Instructor: Michael J. Conlon
T/R 2:50 PM – 4:15 PM
This course will explore the literary creativity and social marginalization of two of New Spain's (Mexico's) greatest writers of the seventeenth century, Juan Ruiz de Alarcón and Sor Juana Inés de la Cruz. Emphasis on the theatrical works of both writers and the poetry of the latter, including the reasons for her unique place in Mexican culture today. Salazar y Torres was a Spaniard raised in Mexico. Today he is claimed by both countries, and he was considered the heir to Calderón's dramatic style, especially in works written for the Spanish court. Class discussion and participation necessary. Exams and research paper required. PREREQUISITES: SPAN 344 and SPAN 360 or equivalent. Cross-listed with LACS 580A.

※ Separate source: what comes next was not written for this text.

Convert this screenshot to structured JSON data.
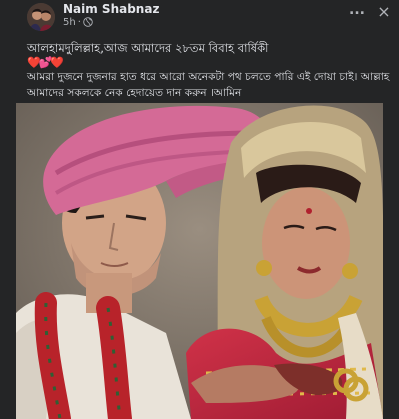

W 1:00 PM – 4:00 PM EB N22
The course examines the transformation of sugar and coffee from rare items of luxury consumption to items of mass consumption from 1500 until today. It focuses on the geographical diffusion of sugar and coffee, historical transformations of production and consumption, environmental and geographical conditions, and diverse forms labor recruitment and organization. These developments are examined in the context of market formation and merchant communities, interstate rivalry and war. Cross-listed with SOC 690A.